La truite l’a senti elle aussi. Il y avait moins de tension dans le fil, elle en a profité pour reprendre confiance et me refaire un rush de folie en direction de la rive gauche en cherchant l’aval cette fois pour s’aider du courant. Je l’ai freiné deux fois sans pouvoir malgré tout la contrer complétement. Elle a fini par atteindre la berge. Je n’ai pas eu la lucidité de l’empêcher de le faire et j’ai senti que j’allais le payer sèchement. Elle est passée sous un premier saule, un deuxième puis elle est arrivée dans un tas de grosses branches mortes qui trempaient dans peu d’eau. Je n’ai pas pu la stopper, c’était terrible ce qui se passait à cet instant précis ! La voilà qui est arrivée à passer la première branche !

-Noooooooooooooon !!! Je me mets à crier ! Noooon, pas ça !

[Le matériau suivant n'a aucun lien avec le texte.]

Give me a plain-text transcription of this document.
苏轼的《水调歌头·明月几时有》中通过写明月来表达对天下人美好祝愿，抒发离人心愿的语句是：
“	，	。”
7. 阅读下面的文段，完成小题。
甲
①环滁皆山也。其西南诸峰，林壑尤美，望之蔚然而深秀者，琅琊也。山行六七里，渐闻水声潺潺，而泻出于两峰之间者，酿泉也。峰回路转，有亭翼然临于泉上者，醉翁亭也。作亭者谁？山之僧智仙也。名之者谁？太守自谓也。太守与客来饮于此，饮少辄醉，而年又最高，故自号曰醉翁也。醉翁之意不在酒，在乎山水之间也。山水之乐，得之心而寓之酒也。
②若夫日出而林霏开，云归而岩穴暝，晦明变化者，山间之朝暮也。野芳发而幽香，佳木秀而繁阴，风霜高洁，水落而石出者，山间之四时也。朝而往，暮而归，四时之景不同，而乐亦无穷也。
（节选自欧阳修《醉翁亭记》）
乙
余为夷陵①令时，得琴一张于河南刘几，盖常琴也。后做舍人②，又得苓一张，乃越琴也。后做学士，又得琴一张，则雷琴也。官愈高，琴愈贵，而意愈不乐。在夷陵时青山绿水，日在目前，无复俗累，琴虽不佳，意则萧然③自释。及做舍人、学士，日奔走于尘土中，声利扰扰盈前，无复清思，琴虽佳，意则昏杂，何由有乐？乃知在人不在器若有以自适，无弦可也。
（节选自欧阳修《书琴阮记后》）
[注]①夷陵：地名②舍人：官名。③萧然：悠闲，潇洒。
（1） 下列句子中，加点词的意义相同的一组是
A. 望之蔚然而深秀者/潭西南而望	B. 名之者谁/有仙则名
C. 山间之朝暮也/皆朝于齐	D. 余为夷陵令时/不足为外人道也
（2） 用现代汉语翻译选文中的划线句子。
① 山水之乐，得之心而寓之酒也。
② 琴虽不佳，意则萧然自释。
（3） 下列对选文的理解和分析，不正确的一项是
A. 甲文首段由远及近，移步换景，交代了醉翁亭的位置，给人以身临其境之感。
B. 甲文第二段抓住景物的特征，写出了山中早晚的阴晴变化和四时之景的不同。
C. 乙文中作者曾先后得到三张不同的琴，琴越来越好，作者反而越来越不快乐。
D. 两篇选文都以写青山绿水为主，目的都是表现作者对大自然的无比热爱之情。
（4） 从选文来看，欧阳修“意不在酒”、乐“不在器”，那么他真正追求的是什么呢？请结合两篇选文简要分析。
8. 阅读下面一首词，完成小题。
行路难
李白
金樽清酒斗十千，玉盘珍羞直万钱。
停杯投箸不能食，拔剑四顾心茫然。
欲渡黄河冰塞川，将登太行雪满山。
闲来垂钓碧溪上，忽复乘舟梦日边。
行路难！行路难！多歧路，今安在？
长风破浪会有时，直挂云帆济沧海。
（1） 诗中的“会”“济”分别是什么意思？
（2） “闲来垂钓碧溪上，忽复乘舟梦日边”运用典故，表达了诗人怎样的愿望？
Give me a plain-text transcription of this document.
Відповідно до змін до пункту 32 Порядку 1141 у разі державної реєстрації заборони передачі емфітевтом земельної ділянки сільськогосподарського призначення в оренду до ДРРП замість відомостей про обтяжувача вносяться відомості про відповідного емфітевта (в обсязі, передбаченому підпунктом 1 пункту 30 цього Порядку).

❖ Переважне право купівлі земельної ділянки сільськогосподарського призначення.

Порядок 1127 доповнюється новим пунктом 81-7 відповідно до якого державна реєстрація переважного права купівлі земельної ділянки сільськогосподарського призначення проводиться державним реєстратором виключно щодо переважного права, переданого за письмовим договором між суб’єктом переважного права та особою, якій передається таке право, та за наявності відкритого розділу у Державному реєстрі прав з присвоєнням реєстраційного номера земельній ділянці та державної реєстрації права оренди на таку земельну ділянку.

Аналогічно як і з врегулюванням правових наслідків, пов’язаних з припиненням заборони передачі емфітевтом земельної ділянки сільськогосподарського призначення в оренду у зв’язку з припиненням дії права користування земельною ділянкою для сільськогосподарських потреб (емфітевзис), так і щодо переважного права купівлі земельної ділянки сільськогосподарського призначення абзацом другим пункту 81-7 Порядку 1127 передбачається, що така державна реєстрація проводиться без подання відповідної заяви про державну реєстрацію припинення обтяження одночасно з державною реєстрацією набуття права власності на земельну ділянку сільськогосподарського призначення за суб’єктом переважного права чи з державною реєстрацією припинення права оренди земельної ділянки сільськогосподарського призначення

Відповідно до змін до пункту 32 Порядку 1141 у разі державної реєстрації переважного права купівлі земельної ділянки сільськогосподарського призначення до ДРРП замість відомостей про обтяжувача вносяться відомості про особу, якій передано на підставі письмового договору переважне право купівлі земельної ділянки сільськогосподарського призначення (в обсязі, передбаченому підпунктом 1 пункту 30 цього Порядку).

Je ne suis plus en mesure de faire quoi que ce soit, c’était trop tard. Après avoir été acteur, je suis devenu un spectateur angoissé. Elle a passé toutes les branches, je voyais mon bas de ligne glisser au milieu de tout ça, impuissant. Le bas de ligne glisse jusqu’à stopper. C’est mort, je ne sens plus le poisson. La truite se mets à donner deux coups de tête, le fil ne casse pas. Merci à l’élasticité du bas de ligne. Après le deuxième coup de tête, elle bascule miraculeusement sur le côté…Au bout du rouleau. C’était ma chance, j’ai lancé ma canne dans l’eau puisqu’elle ne me servait plus à rien. Manche de l’épuisette main droite et cercle de celle-ci main gauche, j’ai alors foncé dans le tas de bois sans chercher à comprendre. Je suis allé droit dedans en cassant un peu tout sur mon passage pour ramasser un peu comme je pouvais ce poisson enfin dans la filoche avec un soulagement immense. Quel scénario !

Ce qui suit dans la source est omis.